Kedai Kopi dan Pergulatan Identitas Banyuwangi
Warung-warung kopi terus bertumbuh di Banyuwangi. Dengan warna dan corak khas mereka. Sejatinya, kedai-kedai kopi itu adalah ”bahasa” perlawanan kekinian, yang sebenarnya sudah mengakar sejak dulu kala.
Warung-warung kopi terus bertumbuh di Banyuwangi, Jawa Timur. Dengan warna dan corak khas mereka. Sejatinya, kedai-kedai kopi itu adalah ”bahasa” perlawanan kekinian, yang sebenarnya sudah mengakar sejak dulu kala.
Dalam sejarahnya, masyarakat Banyuwangi adalah ”kelompok kalah” yang menolak untuk menyerah. Mereka menolak dominasi, stigmatisasi, dan represi dengan cara mereka sendiri. Itu menjelma dalam adat budaya dan terus terwariskan hingga sekarang. Termasuk dalam kedai-kedai kopi yang bermunculan.
Pusat Penelitian Budaya Etnik dan Komunitas Lembaga Penelitian Universitas Jember dalam buku digital berjudul ”Kebudayaan Using: Konstruksi, Identitas, dan Pengembangannya” (tahun 2016) menyebut bahwa dalam sejarahnya, masyarakat Using adalah keturunan warga pribumi Blambangan yang tersisa dari perang di era kolonial Belanda, khususnya Perang Puputan Bayu tahun 1771-1772.

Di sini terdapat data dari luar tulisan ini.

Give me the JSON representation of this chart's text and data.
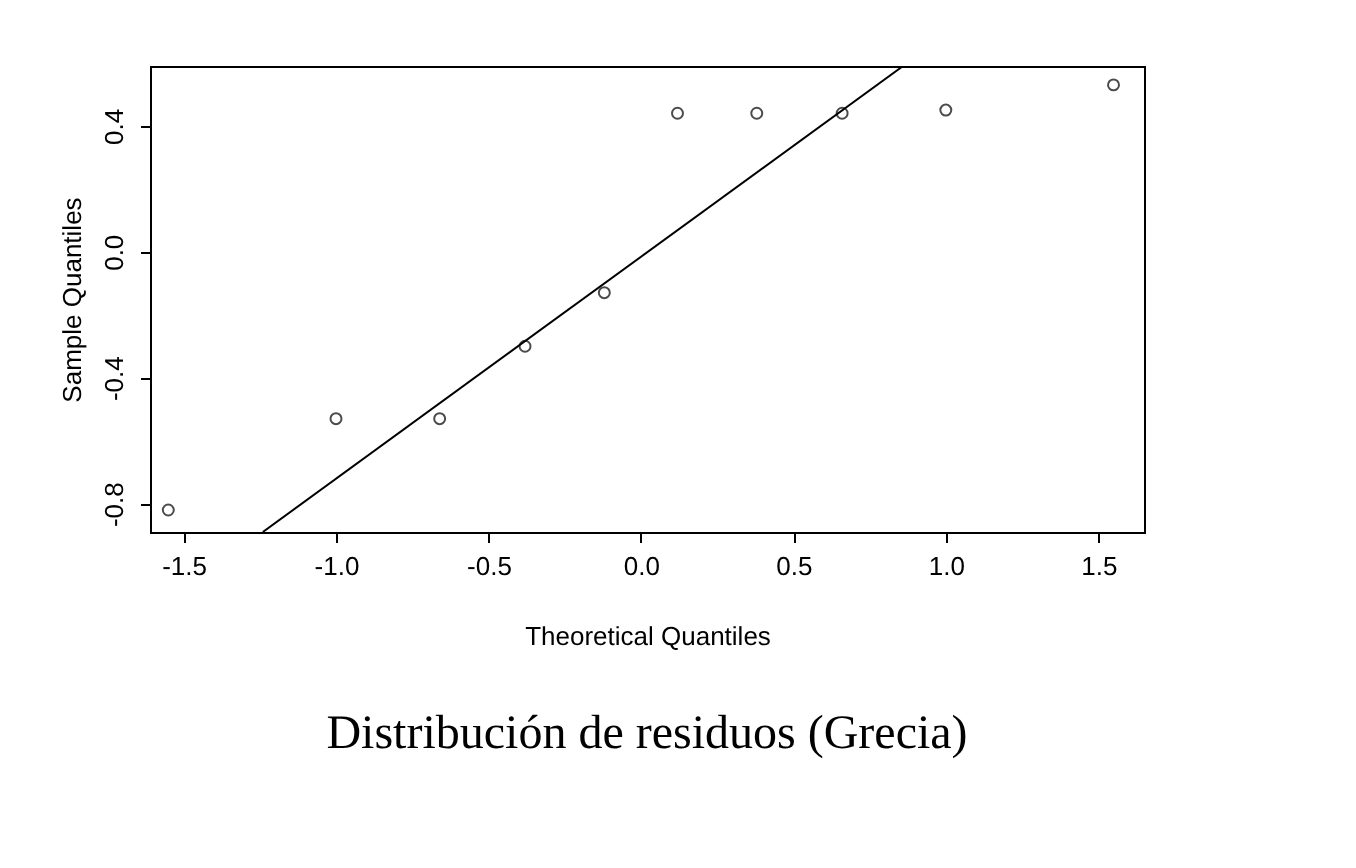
{
  "chart_data": {
    "type": "scatter",
    "title": "Distribución de residuos (Grecia)",
    "xlabel": "Theoretical Quantiles",
    "ylabel": "Sample Quantiles",
    "x": [
      -1.55,
      -1.0,
      -0.66,
      -0.38,
      -0.12,
      0.12,
      0.38,
      0.66,
      1.0,
      1.55
    ],
    "series": [
      {
        "color": "#000000",
        "values": [
          -0.82,
          -0.53,
          -0.53,
          -0.3,
          -0.13,
          0.44,
          0.44,
          0.44,
          0.45,
          0.53
        ]
      },
      {
        "type": "line",
        "marker": "none",
        "color": "#000000",
        "x": [
          -1.24,
          0.86
        ],
        "values": [
          -0.89,
          0.59
        ]
      }
    ],
    "xlim": [
      -1.61,
      1.65
    ],
    "xticks": [
      {
        "value": -1.5,
        "label": "-1.5"
      },
      {
        "value": -1.0,
        "label": "-1.0"
      },
      {
        "value": -0.5,
        "label": "-0.5"
      },
      {
        "value": 0.0,
        "label": "0.0"
      },
      {
        "value": 0.5,
        "label": "0.5"
      },
      {
        "value": 1.0,
        "label": "1.0"
      },
      {
        "value": 1.5,
        "label": "1.5"
      }
    ],
    "ylim": [
      -0.89,
      0.59
    ],
    "yticks": [
      {
        "value": -0.8,
        "label": "-0.8"
      },
      {
        "value": -0.4,
        "label": "-0.4"
      },
      {
        "value": 0.0,
        "label": "0.0"
      },
      {
        "value": 0.4,
        "label": "0.4"
      }
    ],
    "marker": "circle",
    "grid": false
  }
}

C Lekerkerker, salah satu sarjana Belanda yang menulis tentang masyarakat Blambangan di masa kolonial, menceritakan keadaan menyedihkan kaum pribumi selepas Perang Puputan Bayu (perang terbesar di Blambangan). Akibat dahsyatnya perang, populasi orang Blambangan dari 65.000 orang hanya tersisa 5.000-an orang. Saat itu, Belanda menggunakan orang Madura sebagai tentara bayaran untuk membantu menundukkan Blambangan.
Baca juga: Pagi di Banyuwangi
Menurut para peneliti dari Pusat Penelitian Budaya Etnik dan Komunitas Lembaga Penelitian Universitas Jember, rekam jejak kekalahan itu memunculkan hasrat bagi mereka yang tersisa dari invasi militer dan politik tersebut untuk memperkuat keberbedaan secara kultural-esensial. Membedakan diri mereka dengan diri etnis lain, khususnya dua etnis besar Jawa Kulonan (Mataraman dan Panaragan) serta Madura yang pernah membantu Belanda mengalahkan Blambangan.

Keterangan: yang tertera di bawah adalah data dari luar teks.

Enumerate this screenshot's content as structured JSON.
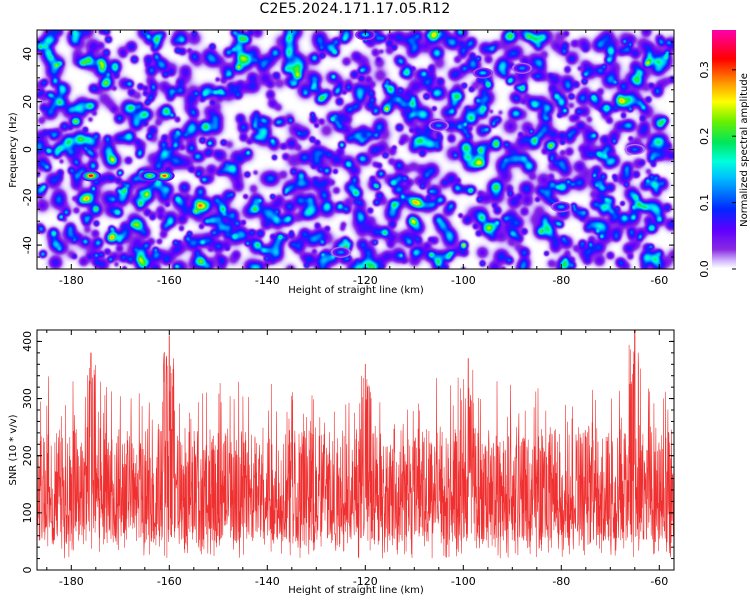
{
  "title": "C2E5.2024.171.17.05.R12",
  "chart_data": [
    {
      "type": "heatmap",
      "xlabel": "Height of straight line (km)",
      "ylabel": "Frequency (Hz)",
      "xlim": [
        -187,
        -57
      ],
      "ylim": [
        -50,
        50
      ],
      "xticks": [
        -180,
        -160,
        -140,
        -120,
        -100,
        -80,
        -60
      ],
      "yticks": [
        -40,
        -20,
        0,
        20,
        40
      ],
      "colorbar": {
        "label": "Normalized spectral amplitude",
        "range": [
          0.0,
          0.36
        ],
        "ticks": [
          0.0,
          0.1,
          0.2,
          0.3
        ],
        "colormap": "rainbow (white-violet-blue-cyan-green-yellow-orange-red-magenta)"
      },
      "features": [
        {
          "x": -176,
          "y": -11,
          "value": 0.32
        },
        {
          "x": -161,
          "y": -11,
          "value": 0.3
        },
        {
          "x": -164,
          "y": -11,
          "value": 0.22
        },
        {
          "x": -96,
          "y": 32,
          "value": 0.14
        },
        {
          "x": -88,
          "y": 34,
          "value": 0.12
        },
        {
          "x": -120,
          "y": 48,
          "value": 0.15
        },
        {
          "x": -80,
          "y": -24,
          "value": 0.13
        },
        {
          "x": -105,
          "y": 10,
          "value": 0.12
        },
        {
          "x": -65,
          "y": 0,
          "value": 0.11
        },
        {
          "x": -125,
          "y": -43,
          "value": 0.12
        }
      ]
    },
    {
      "type": "line",
      "xlabel": "Height of straight line (km)",
      "ylabel": "SNR (10 * v/v)",
      "xlim": [
        -187,
        -57
      ],
      "ylim": [
        0,
        420
      ],
      "xticks": [
        -180,
        -160,
        -140,
        -120,
        -100,
        -80,
        -60
      ],
      "yticks": [
        0,
        100,
        200,
        300,
        400
      ],
      "color": "#f03030",
      "series_summary": {
        "median": 130,
        "typical_range": [
          50,
          250
        ],
        "peaks": [
          {
            "x": -160,
            "y": 410
          },
          {
            "x": -65,
            "y": 420
          },
          {
            "x": -176,
            "y": 380
          },
          {
            "x": -99,
            "y": 370
          },
          {
            "x": -120,
            "y": 360
          }
        ]
      }
    }
  ]
}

Dengan semangat ”perlawanan” dan menjadi ”berbeda” itulah, tanpa sadar, mewujud dalam berbagai hal di Banyuwangi. Mulai dari kuliner, seni, hingga pada pilihan konsep usaha warung-warung kopi di sana.

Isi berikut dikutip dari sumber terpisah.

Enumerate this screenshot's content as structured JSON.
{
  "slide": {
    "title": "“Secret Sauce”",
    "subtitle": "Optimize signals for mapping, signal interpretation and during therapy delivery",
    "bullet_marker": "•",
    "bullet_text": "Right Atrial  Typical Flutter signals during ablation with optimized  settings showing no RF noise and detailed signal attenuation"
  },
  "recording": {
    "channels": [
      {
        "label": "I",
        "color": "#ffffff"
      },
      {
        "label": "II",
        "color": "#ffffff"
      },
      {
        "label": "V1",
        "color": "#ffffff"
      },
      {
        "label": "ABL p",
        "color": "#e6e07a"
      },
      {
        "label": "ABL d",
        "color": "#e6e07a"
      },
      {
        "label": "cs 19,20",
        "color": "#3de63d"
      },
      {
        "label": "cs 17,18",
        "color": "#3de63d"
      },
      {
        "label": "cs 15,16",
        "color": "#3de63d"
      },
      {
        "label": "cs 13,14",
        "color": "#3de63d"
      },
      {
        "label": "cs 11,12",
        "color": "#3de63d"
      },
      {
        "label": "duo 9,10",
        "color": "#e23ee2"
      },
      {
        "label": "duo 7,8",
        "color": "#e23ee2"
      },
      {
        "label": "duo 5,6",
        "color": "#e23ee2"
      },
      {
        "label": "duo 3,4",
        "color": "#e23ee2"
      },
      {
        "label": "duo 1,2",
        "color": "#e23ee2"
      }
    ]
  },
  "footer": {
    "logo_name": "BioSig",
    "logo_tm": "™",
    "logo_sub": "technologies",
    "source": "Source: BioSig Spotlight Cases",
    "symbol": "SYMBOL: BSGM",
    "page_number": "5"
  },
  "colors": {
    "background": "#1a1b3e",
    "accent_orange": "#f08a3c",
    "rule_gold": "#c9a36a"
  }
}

Salah satu konsep ”berbeda” ditampilkan oleh kedai kopi di Desa Kemiren, sebuah desa adat suku Osing di Banyuwangi bernama Krakatau. Konsep kedai kopi yang baru berumur sebulan tersebut bernuansa Jepang dengan bahan interior dari kayu. Namun, meski mengusung tema Jepang, si pemilik tampaknya tidak meninggalkan akar budaya lokalnya sebagai Osing (suku asli Banyuwangi).
Baca juga: Riuh Investasi Pulau Tabuhan di Banyuwangi
”Meski temanya Jepang, ini tidak murni Jepang. Masih ada corak budaya Osing, yaitu dari atap bangunannya. Atap bangunannya memiliki ciri khas Osing. Kekinian, tetapi tetap melestarikan budaya sendiri,” ucap Indra (21), pekan lalu, saat ditemui di Desa Kemiren, Banyuwangi.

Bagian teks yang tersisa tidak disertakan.